I was 18 and had just over 200 hours when I started instructing. The first hundred hours or so were probably not very beneficial to my students. Knowing this, my boss gave me his students at various phases of training before letting me loose on new people. Had I been 30 with 1000 hours, it would have been much the same. For most of us, teaching is not natural no matter how much experience we have. Now most of my clothes are older than 18 and I have tens of thousands of hours. Last year I started teaching again. I was as lost as that 18yo kid thirty-five years ago. Now I am settling into the job once again. Maturity is a state of mind. And a mature mind can compensate for a lack of experience.
Conversely, an immature mind can compensate for almost endless experience to the extent you think they have none! ![]()
Given that EC- isn’t an American code, I some how doubt they will. ![]()
I don’t know. Long is the reach and dark the purpose of the FAA. (Looks around nervously) ![]()
1992 i found such a crack in a 152. 1993 I worked for a company that had 12 150 Aerobats. They had beefed up new build brackets becsuse they had found several cracks.
My school had accelerated stalls on the curriculum for the 182s as part of CFI training leading up to the checkride. Not that they practiced them constantly, but the student had to be able to demonstrate one on the checkride, so each CFI student did at least one, maybe two. My instructor had me do mine while I was watching the tail of the aircraft through the rear window.
I’ve never seen the tail of a Cessna bend in that exact manner, nor do I care to again. ![]()
To my knowledge they never had any cracks form, but knowing what some of the inspections were like I wouldn’t have a lot of confidence they’d be noticed right away either.

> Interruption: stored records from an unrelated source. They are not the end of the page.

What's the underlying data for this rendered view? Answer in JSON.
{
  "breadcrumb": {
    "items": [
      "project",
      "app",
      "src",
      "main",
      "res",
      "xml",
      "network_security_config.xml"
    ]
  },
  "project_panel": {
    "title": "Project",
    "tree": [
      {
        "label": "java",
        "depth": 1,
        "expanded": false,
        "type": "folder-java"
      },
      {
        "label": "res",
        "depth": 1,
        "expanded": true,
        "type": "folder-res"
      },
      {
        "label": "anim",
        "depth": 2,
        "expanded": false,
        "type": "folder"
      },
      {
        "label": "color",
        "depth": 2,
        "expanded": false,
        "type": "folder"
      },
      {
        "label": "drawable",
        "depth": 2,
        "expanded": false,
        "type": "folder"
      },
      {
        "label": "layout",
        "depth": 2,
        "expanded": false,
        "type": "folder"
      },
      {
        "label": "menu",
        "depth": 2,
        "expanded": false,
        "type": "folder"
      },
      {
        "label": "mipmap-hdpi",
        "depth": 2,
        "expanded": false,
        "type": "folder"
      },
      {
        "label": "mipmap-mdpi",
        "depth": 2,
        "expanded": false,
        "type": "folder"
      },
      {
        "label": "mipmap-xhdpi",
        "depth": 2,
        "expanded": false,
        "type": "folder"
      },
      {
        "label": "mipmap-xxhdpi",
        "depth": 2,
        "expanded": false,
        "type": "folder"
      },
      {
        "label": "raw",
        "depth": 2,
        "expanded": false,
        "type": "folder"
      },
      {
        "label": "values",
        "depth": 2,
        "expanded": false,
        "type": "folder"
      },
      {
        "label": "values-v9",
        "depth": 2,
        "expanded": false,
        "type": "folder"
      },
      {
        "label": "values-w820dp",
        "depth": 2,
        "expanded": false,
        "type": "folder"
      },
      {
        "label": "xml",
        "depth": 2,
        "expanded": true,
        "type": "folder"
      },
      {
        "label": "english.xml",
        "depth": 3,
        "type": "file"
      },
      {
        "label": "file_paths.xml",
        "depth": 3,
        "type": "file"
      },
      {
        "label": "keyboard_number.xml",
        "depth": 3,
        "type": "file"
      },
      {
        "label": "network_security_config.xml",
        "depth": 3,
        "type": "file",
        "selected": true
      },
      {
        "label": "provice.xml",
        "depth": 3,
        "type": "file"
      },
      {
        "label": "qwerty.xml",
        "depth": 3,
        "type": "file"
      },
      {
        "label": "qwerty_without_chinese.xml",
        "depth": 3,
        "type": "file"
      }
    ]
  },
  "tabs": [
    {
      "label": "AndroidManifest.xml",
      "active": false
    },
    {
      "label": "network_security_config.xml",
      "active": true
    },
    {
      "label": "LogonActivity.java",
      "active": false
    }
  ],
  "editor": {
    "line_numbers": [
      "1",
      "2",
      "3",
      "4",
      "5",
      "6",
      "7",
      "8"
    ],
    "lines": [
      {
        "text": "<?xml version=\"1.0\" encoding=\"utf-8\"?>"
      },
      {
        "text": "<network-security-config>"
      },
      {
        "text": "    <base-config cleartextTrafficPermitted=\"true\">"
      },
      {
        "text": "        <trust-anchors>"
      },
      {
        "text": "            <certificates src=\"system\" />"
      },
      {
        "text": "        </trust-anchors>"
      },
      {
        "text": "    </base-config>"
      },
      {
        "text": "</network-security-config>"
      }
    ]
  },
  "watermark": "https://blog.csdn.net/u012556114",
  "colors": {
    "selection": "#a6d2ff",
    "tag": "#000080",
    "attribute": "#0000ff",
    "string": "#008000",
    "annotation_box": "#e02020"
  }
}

That is a point I am trying to hammer into my bosses’ heads. It doesn’t matter how good the lesson plans are, or how skilled the person you hand them to is. Teaching is an entire separate discipline that you also have to be exceptional at when you are talking about training people in things that can get people killed. So of course, the plan is to bleed us (the experienced instructors) dry writing the lesson plans, and then bring in whatever hacks they can find who are only marginally competent and have them teach as a cost savings. What could possibly go wrong here?